Stuck in Cali (los angeles)
But when the ballplayers run out of their $$ and get sick, you want to pay their medical bills?
Thomas (Nyon)
Nicotine addiction is an illness, regardless of the form of ingestion. All addicts, particularly those held in esteem by children and adolescents, have an obligation to them not to display their addiction particularly in public.

It isn't cool, it isn't part of the game, it will likely kill them, or someone dlose to them.
Ed (Syracuse NY)
Ah, the old "It's for the children" ruse, complete with hyperbolic claims of smokeless tobacco's "deadliness." It's none of my business if another individual uses these products and it's none of your business either. "Mind your own business" is still a valid social principle, despite the efforts of the nation's busybodies to force their opinions on others.
JDSept (06029)
Coffee is an addiction.

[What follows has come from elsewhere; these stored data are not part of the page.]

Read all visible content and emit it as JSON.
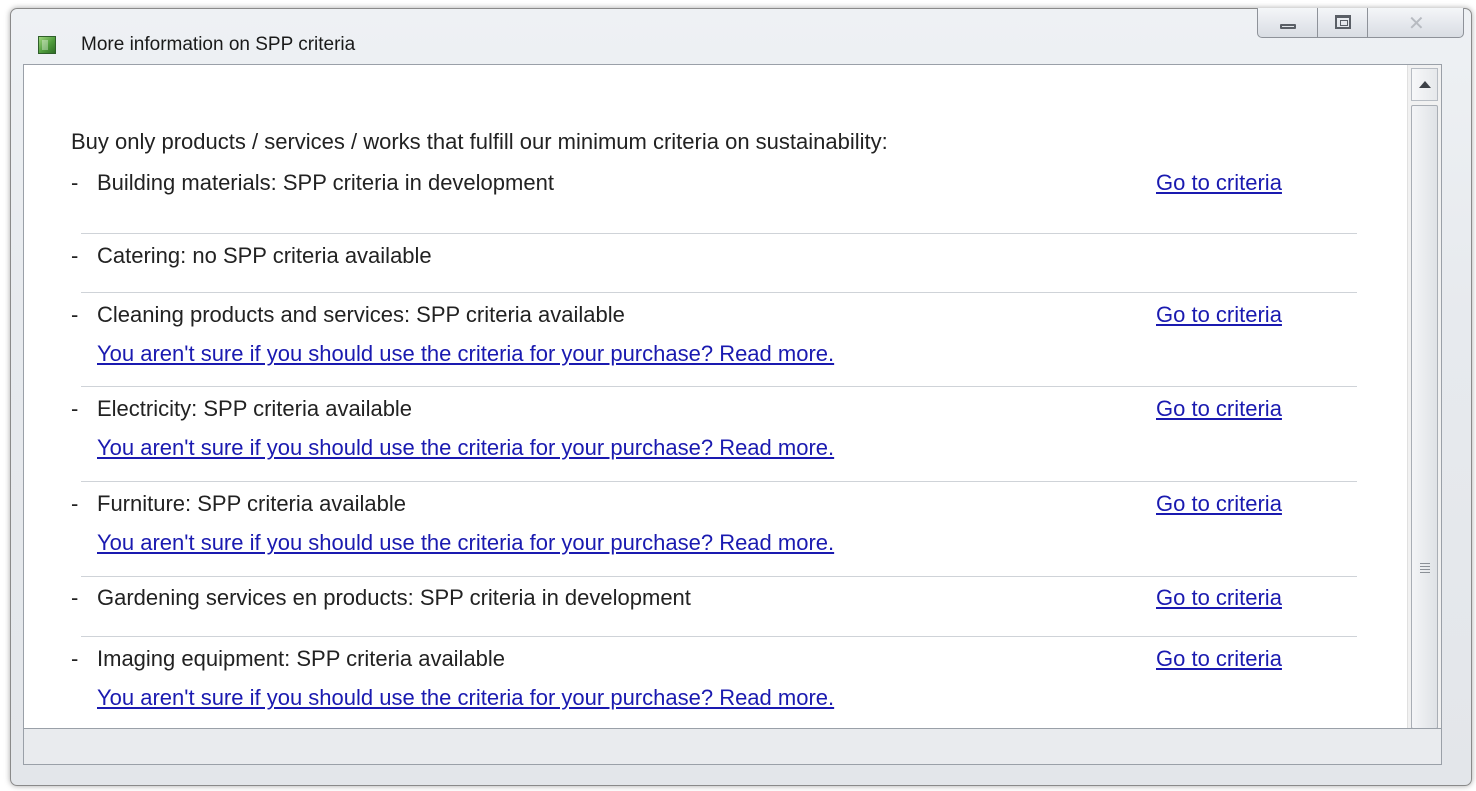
{
  "window": {
    "title": "More information on SPP criteria",
    "icon": "green-book-icon",
    "controls": [
      "minimize",
      "maximize",
      "close"
    ]
  },
  "content": {
    "intro": "Buy only products / services / works that fulfill our minimum criteria on sustainability:",
    "dash": "-",
    "items": [
      {
        "label": "Building materials: SPP criteria in development",
        "criteria_link": "Go to criteria",
        "read_more": null
      },
      {
        "label": "Catering: no SPP criteria available",
        "criteria_link": null,
        "read_more": null
      },
      {
        "label": "Cleaning products and services: SPP criteria available",
        "criteria_link": "Go to criteria",
        "read_more": "You aren't sure if you should use the criteria for your purchase? Read more."
      },
      {
        "label": "Electricity: SPP criteria available",
        "criteria_link": "Go to criteria",
        "read_more": "You aren't sure if you should use the criteria for your purchase? Read more."
      },
      {
        "label": "Furniture: SPP criteria available",
        "criteria_link": "Go to criteria",
        "read_more": "You aren't sure if you should use the criteria for your purchase? Read more."
      },
      {
        "label": "Gardening services en products: SPP criteria in development",
        "criteria_link": "Go to criteria",
        "read_more": null
      },
      {
        "label": "Imaging equipment: SPP criteria available",
        "criteria_link": "Go to criteria",
        "read_more": "You aren't sure if you should use the criteria for your purchase? Read more."
      }
    ]
  },
  "colors": {
    "link": "#1a1ab0",
    "text": "#222222",
    "separator": "#cfd3d8"
  }
}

Anything can be a mental addiction. Ice Cream is mine not to to freezer for some high fat, high end Ben & Jerry's. Try taking my Cherry Garcia or NY Super Fudge out of my cold dead hands. Tell me how smokeless tobacco will kill somebody that's around a person who uses it? Living in areas with higher air pollution is bigger threat. Best end all those big city ball clubs where pollution is higher. The Dodgers are a threat to life. Being celeb brings no obligation other than what one's contract states. I always like Charles Barkley's line, "I'm no role model, I'm a basketball player period, that's what I get paid to do." No celebs should be out seen drinking a cocktail or eating fat food or kissing in public if not married? After all, bad examples. No parties in backyards near my house, I don't want to have my kids see people having a beer?
CarolT (Madison)
"Nicotine addiction" is a lie that "could only be sustained by systematically ignoring all contradictory evidence."
http://www.ncbi.nlm.nih.gov/pmc/articles/PMC3116468/
It's flagrant political corruption that none of the recent pretended defenders of science has ever cared a whit about.